Iran Shenasi
- Discipline: Iranian studies
- Language: Persian, with English abstracts
- Edited by: Jalal Matini

Publication details
- History: 1989–present
- Publisher: Keyan Foundation

Standard abbreviations
- ISO 4: Iran Shenasi

Indexing
- ISSN: 1051-5364
- OCLC no.: 603611281

= Iranshenasi =

Iran Shenasi also spelled as "Iranshinasi" (ایران‌شناسی) is an academic journal of Iranian studies. The founding editor-in-chief is Jalal Matini. The journal is published in Persian (with English abstracts) and covers Iranian history, Persian culture, and Persian literature. The majority of research libraries in the world that have a Middle Eastern or Iranian studies program are subscribers and it is considered one of the most authoritative journals on the culture of Iran and Persian literature.

Iranshenasi has sometimes dedicated an entire issue to the remembrance of scholars and artists. Special issues on Parviz Natel-Khanlari, Zabihollah Safa, Ferdowsi, Nizami Ganjavi, Mehrdad Bahar, and Richard N. Frye are examples of these issues.
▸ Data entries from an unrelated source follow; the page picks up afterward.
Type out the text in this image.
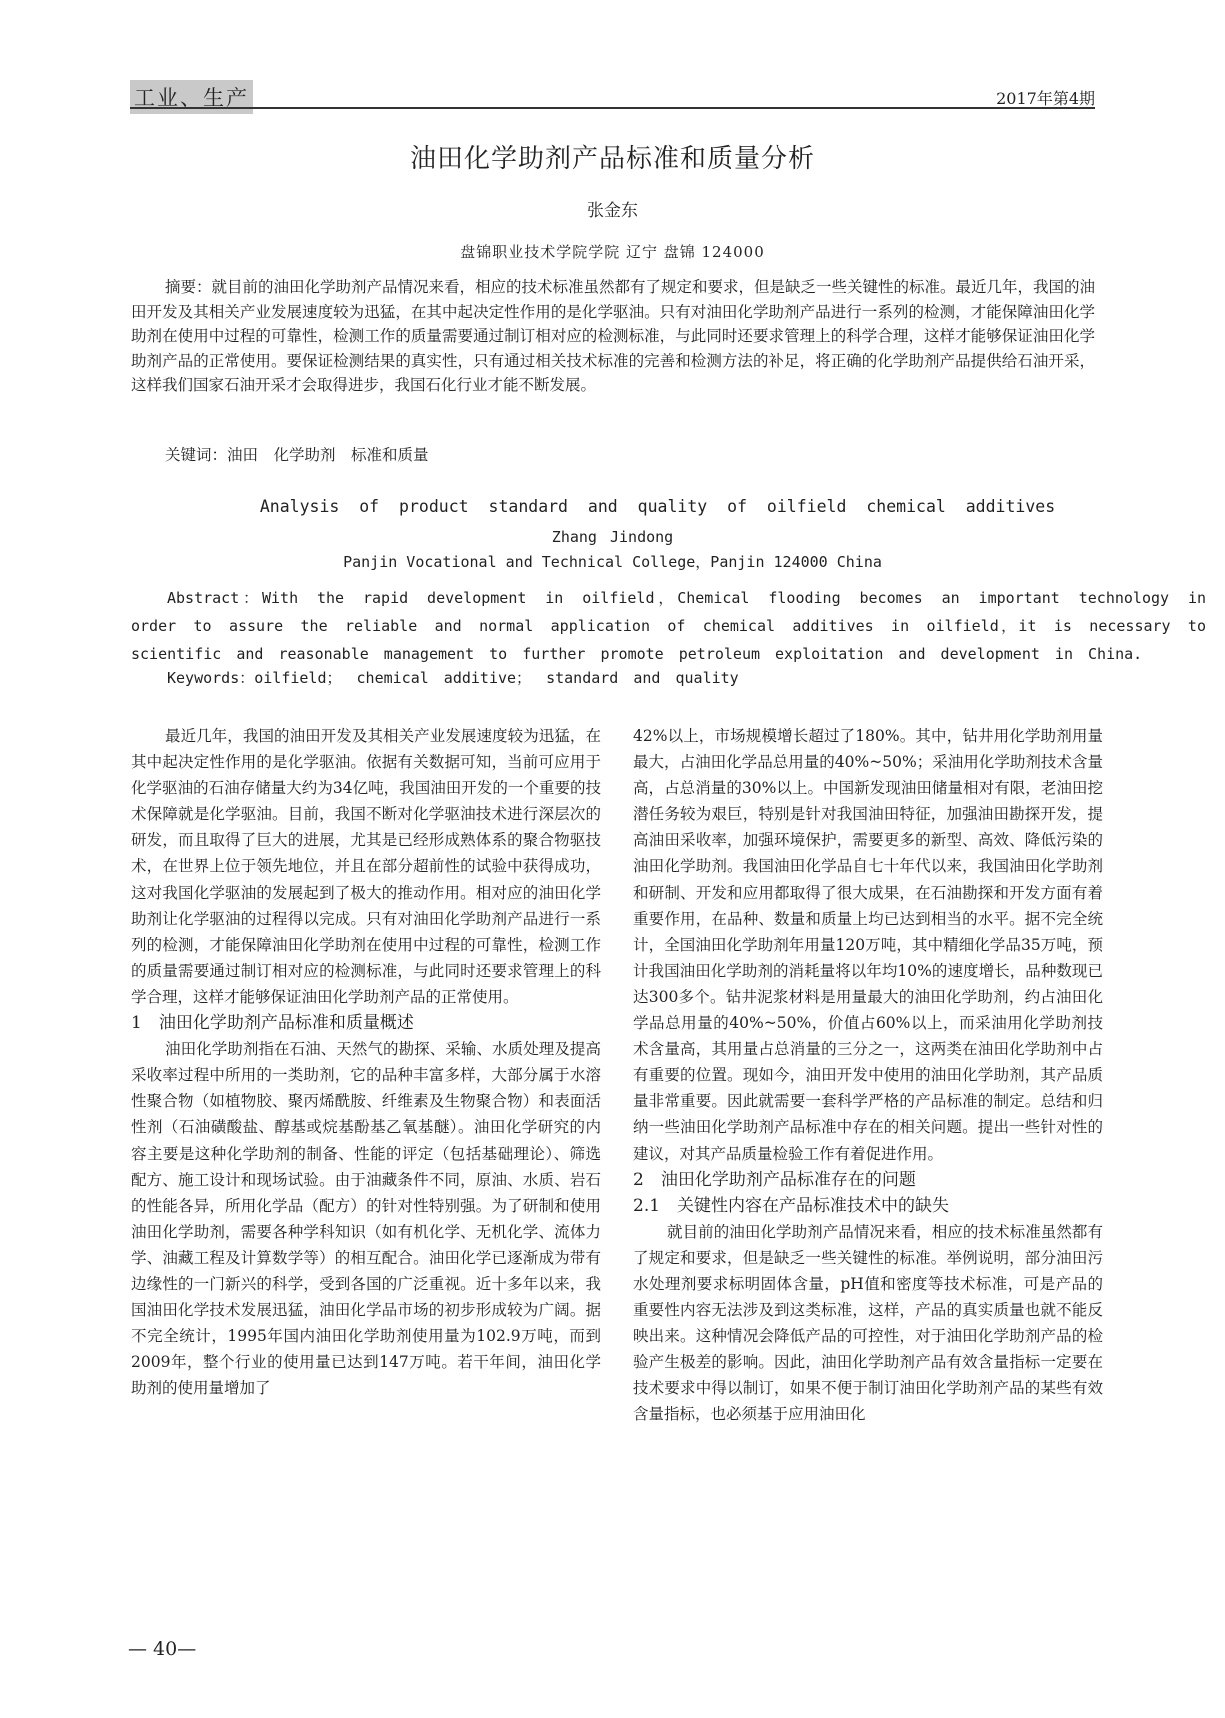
工业、生产	2017年第4期
油田化学助剂产品标准和质量分析
张金东
盘锦职业技术学院学院 辽宁 盘锦 124000

摘要：就目前的油田化学助剂产品情况来看，相应的技术标准虽然都有了规定和要求，但是缺乏一些关键性的标准。最近几年，我国的油田开发及其相关产业发展速度较为迅猛，在其中起决定性作用的是化学驱油。只有对油田化学助剂产品进行一系列的检测，才能保障油田化学助剂在使用中过程的可靠性，检测工作的质量需要通过制订相对应的检测标准，与此同时还要求管理上的科学合理，这样才能够保证油田化学助剂产品的正常使用。要保证检测结果的真实性，只有通过相关技术标准的完善和检测方法的补足，将正确的化学助剂产品提供给石油开采，这样我们国家石油开采才会取得进步，我国石化行业才能不断发展。

关键词：油田　化学助剂　标准和质量
Analysis of product standard and quality of oilfield chemical additives
Zhang Jindong
Panjin Vocational and Technical College，Panjin 124000 China

Abstract：With the rapid development in oilfield，Chemical flooding becomes an important technology in order to assure the reliable and normal application of chemical additives in oilfield，it is necessary to scientific and reasonable management to further promote petroleum exploitation and development in China.

Keywords：oilfield； chemical additive； standard and quality

最近几年，我国的油田开发及其相关产业发展速度较为迅猛，在其中起决定性作用的是化学驱油。依据有关数据可知，当前可应用于化学驱油的石油存储量大约为34亿吨，我国油田开发的一个重要的技术保障就是化学驱油。目前，我国不断对化学驱油技术进行深层次的研发，而且取得了巨大的进展，尤其是已经形成熟体系的聚合物驱技术，在世界上位于领先地位，并且在部分超前性的试验中获得成功，这对我国化学驱油的发展起到了极大的推动作用。相对应的油田化学助剂让化学驱油的过程得以完成。只有对油田化学助剂产品进行一系列的检测，才能保障油田化学助剂在使用中过程的可靠性，检测工作的质量需要通过制订相对应的检测标准，与此同时还要求管理上的科学合理，这样才能够保证油田化学助剂产品的正常使用。

1　油田化学助剂产品标准和质量概述

油田化学助剂指在石油、天然气的勘探、采输、水质处理及提高采收率过程中所用的一类助剂，它的品种丰富多样，大部分属于水溶性聚合物（如植物胶、聚丙烯酰胺、纤维素及生物聚合物）和表面活性剂（石油磺酸盐、醇基或烷基酚基乙氧基醚）。油田化学研究的内容主要是这种化学助剂的制备、性能的评定（包括基础理论）、筛选配方、施工设计和现场试验。由于油藏条件不同，原油、水质、岩石的性能各异，所用化学品（配方）的针对性特别强。为了研制和使用油田化学助剂，需要各种学科知识（如有机化学、无机化学、流体力学、油藏工程及计算数学等）的相互配合。油田化学已逐渐成为带有边缘性的一门新兴的科学，受到各国的广泛重视。近十多年以来，我国油田化学技术发展迅猛，油田化学品市场的初步形成较为广阔。据不完全统计，1995年国内油田化学助剂使用量为102.9万吨，而到2009年，整个行业的使用量已达到147万吨。若干年间，油田化学助剂的使用量增加了

42%以上，市场规模增长超过了180%。其中，钻井用化学助剂用量最大，占油田化学品总用量的40%~50%；采油用化学助剂技术含量高，占总消量的30%以上。中国新发现油田储量相对有限，老油田挖潜任务较为艰巨，特别是针对我国油田特征，加强油田勘探开发，提高油田采收率，加强环境保护，需要更多的新型、高效、降低污染的油田化学助剂。我国油田化学品自七十年代以来，我国油田化学助剂和研制、开发和应用都取得了很大成果，在石油勘探和开发方面有着重要作用，在品种、数量和质量上均已达到相当的水平。据不完全统计，全国油田化学助剂年用量120万吨，其中精细化学品35万吨，预计我国油田化学助剂的消耗量将以年均10%的速度增长，品种数现已达300多个。钻井泥浆材料是用量最大的油田化学助剂，约占油田化学品总用量的40%~50%，价值占60%以上，而采油用化学助剂技术含量高，其用量占总消量的三分之一，这两类在油田化学助剂中占有重要的位置。现如今，油田开发中使用的油田化学助剂，其产品质量非常重要。因此就需要一套科学严格的产品标准的制定。总结和归纳一些油田化学助剂产品标准中存在的相关问题。提出一些针对性的建议，对其产品质量检验工作有着促进作用。

2　油田化学助剂产品标准存在的问题

2.1　关键性内容在产品标准技术中的缺失

就目前的油田化学助剂产品情况来看，相应的技术标准虽然都有了规定和要求，但是缺乏一些关键性的标准。举例说明，部分油田污水处理剂要求标明固体含量，pH值和密度等技术标准，可是产品的重要性内容无法涉及到这类标准，这样，产品的真实质量也就不能反映出来。这种情况会降低产品的可控性，对于油田化学助剂产品的检验产生极差的影响。因此，油田化学助剂产品有效含量指标一定要在技术要求中得以制订，如果不便于制订油田化学助剂产品的某些有效含量指标，也必须基于应用油田化

— 40—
The publication of the Iranology Quarterly began in 1368 and replaced the Irannameh Quarterly, which was published before that under the management of Dr. Jalal Metini. Iranology magazine was published until the middle of the 13th year (summer 2013) with the financial assistance of the Kian Foundation. Since then, it has been published without any change in form and content, with the words "new period" inserted.